Inspired by his study of the OECD [The Organisation for Economic Co-operation and Development] survey on the circular economy in cities and regions’ 3Ps framework (people, places, policies), Cillian sought to establish how links could be created across environmental, regional, agricultural and industrial policies. He concluded that the development of a bioeconomy has the potential to deliver the objectives of the 3Ps.

“Last year I also did a project on the circular economy after reading an article on it, I saw the potential for it,” he tells Irish Country Living. “It was the sustainability aspect as the potential solution for the different problems we are facing environmentally.”

After completing a case study on hydroponic farming with Emerald Greens, (a large vertical farm located in Co Tipperary), Cillian found there are a lot of innovative farming methods that can be used to help maximise the potential of a circular model.

“Vertical farming seems to be a really innovative method,” he says. “They can produce year-round and there is a lot less water and soil needed. There are concerns with set-up costs at the moment but I think if the Government can help support with policies and grants, vertical farming could have big potential in the country.”

The Climate Economy Conundrum

Northern Ireland Medal winner

Eleanor Dunne, Lauren McSwiggan and Orlagh McEvoy, Northern Ireland Medal winner's from Sacred Heart Grammar, Newry

Eleanor Dunne, Lauren McSwiggan and Orlagh McEvoy are Year 11 students at Sacred Heart Grammar in Newry.

They decided to tackle the “climate economy conundrum” due to the recent approval of the Willow Project to allow oil drilling in Alaska, which if completed will release an additional 9.2 million metric tons of carbon pollution into the atmosphere each year.

“[American President Joe] “Biden had approved the Willow Project recently, so we decided it would be good to do a project on it so people would understand why it is bad,” Lauren explains.

“A lot of things about the Willow Project will improve the economy, so we focused on other climate [issues] - like the tornado in Alabama - to show that just because the Willow Project improves the economy, [it might cause other problems].”

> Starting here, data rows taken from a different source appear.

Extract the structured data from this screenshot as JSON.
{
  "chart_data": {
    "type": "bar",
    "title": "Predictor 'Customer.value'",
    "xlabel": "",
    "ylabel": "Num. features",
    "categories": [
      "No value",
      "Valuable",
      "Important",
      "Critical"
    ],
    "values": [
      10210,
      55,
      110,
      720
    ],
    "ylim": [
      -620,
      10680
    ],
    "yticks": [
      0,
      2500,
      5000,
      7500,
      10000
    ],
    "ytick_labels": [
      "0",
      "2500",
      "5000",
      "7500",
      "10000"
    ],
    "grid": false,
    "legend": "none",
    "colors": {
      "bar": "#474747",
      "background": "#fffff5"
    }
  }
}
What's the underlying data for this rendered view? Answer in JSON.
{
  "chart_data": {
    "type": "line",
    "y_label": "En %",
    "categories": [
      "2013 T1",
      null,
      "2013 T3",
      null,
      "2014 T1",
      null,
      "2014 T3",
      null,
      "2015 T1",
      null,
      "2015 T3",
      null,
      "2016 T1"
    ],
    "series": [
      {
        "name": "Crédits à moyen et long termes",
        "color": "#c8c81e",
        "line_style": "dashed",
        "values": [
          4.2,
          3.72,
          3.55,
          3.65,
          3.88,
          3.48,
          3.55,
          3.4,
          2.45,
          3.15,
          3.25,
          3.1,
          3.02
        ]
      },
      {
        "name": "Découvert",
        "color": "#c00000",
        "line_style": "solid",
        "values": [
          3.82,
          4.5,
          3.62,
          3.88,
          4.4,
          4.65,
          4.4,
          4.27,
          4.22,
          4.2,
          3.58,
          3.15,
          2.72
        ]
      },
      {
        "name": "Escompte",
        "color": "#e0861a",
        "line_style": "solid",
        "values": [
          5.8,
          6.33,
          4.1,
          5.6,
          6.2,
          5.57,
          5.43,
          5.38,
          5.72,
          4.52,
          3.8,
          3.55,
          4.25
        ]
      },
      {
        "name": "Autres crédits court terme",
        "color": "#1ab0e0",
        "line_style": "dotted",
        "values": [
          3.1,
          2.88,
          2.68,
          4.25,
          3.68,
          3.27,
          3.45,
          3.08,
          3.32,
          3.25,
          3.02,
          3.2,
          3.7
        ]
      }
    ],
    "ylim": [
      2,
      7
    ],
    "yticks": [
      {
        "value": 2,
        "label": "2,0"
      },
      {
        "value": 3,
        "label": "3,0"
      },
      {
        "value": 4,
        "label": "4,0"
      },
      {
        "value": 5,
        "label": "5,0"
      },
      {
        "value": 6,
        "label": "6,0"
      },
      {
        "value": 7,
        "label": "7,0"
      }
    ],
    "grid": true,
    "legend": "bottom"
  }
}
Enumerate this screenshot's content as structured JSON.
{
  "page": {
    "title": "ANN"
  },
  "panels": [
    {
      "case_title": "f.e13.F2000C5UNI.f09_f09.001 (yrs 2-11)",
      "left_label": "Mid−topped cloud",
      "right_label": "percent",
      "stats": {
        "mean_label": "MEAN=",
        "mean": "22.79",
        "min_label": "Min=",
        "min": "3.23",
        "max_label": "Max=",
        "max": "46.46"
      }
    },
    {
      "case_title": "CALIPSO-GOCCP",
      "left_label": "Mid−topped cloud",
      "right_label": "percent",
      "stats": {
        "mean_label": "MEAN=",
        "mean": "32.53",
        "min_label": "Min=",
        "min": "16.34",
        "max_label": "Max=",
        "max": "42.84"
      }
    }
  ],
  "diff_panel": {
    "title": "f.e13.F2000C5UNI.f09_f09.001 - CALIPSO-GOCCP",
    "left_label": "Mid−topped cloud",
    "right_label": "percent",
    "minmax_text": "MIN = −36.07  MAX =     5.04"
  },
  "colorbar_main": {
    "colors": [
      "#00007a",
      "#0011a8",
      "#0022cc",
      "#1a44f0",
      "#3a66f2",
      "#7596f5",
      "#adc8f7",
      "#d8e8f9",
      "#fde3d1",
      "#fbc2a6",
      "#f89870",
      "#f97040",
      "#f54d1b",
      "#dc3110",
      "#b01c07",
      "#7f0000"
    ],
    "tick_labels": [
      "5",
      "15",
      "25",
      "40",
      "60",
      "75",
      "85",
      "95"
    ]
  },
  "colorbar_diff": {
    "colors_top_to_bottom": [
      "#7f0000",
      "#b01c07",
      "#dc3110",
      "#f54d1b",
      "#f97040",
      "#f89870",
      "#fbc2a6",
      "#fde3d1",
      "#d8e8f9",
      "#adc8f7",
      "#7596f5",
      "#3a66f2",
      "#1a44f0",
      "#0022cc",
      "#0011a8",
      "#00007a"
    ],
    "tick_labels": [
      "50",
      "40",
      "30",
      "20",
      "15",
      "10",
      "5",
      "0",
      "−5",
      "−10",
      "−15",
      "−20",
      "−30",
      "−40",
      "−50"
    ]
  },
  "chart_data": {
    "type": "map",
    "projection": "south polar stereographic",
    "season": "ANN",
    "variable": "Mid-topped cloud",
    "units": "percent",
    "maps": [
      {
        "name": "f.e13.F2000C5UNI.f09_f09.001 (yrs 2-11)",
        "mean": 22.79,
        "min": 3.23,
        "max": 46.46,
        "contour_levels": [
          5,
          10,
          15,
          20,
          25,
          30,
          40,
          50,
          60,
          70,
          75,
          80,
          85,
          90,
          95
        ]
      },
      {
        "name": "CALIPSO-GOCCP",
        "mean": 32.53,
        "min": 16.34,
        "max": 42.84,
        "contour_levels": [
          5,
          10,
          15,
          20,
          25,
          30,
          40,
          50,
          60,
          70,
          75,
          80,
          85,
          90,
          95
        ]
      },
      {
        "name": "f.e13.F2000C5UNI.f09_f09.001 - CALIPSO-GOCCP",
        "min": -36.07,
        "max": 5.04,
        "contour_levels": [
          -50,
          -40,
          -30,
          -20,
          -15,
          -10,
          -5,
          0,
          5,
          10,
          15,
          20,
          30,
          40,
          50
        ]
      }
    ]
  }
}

The students showed how climate change has caused critical damage to both the earth and the economy.

DRS- Can money-back economics deliver change for good?

Environmental sustainability award

Benedict O’Sullivan, Michael Owens and Kevin Cooney, winners of the environmental sustainability award from Glenstal Abbey School , Co Limerick. Photo credit: Paul Moore

Benedict O’Sullivan, Michael Owens and Kevin Cooney are 1st years in Glenstal Abbey School in Limerick.

This group completed a project based on a deposit return scheme; questioning if money-back economics can deliver change for good. The group’s YEOTY project quantifies the annual environmental benefits of Ireland’s upcoming Deposit Return Scheme (DPS), its impact in recycled PET (polyethylene terephthalate) plastic pricing and considers the economics of installing a reverse vending machine in their school. The students found that, from a school of their size with 250 students, they would instead recommend using a manual collection point to maximise the value of charitable donations.

“The manual bottle scheme is cheaper for us to implement in our school and it will save a lot of energy,” says Benedict.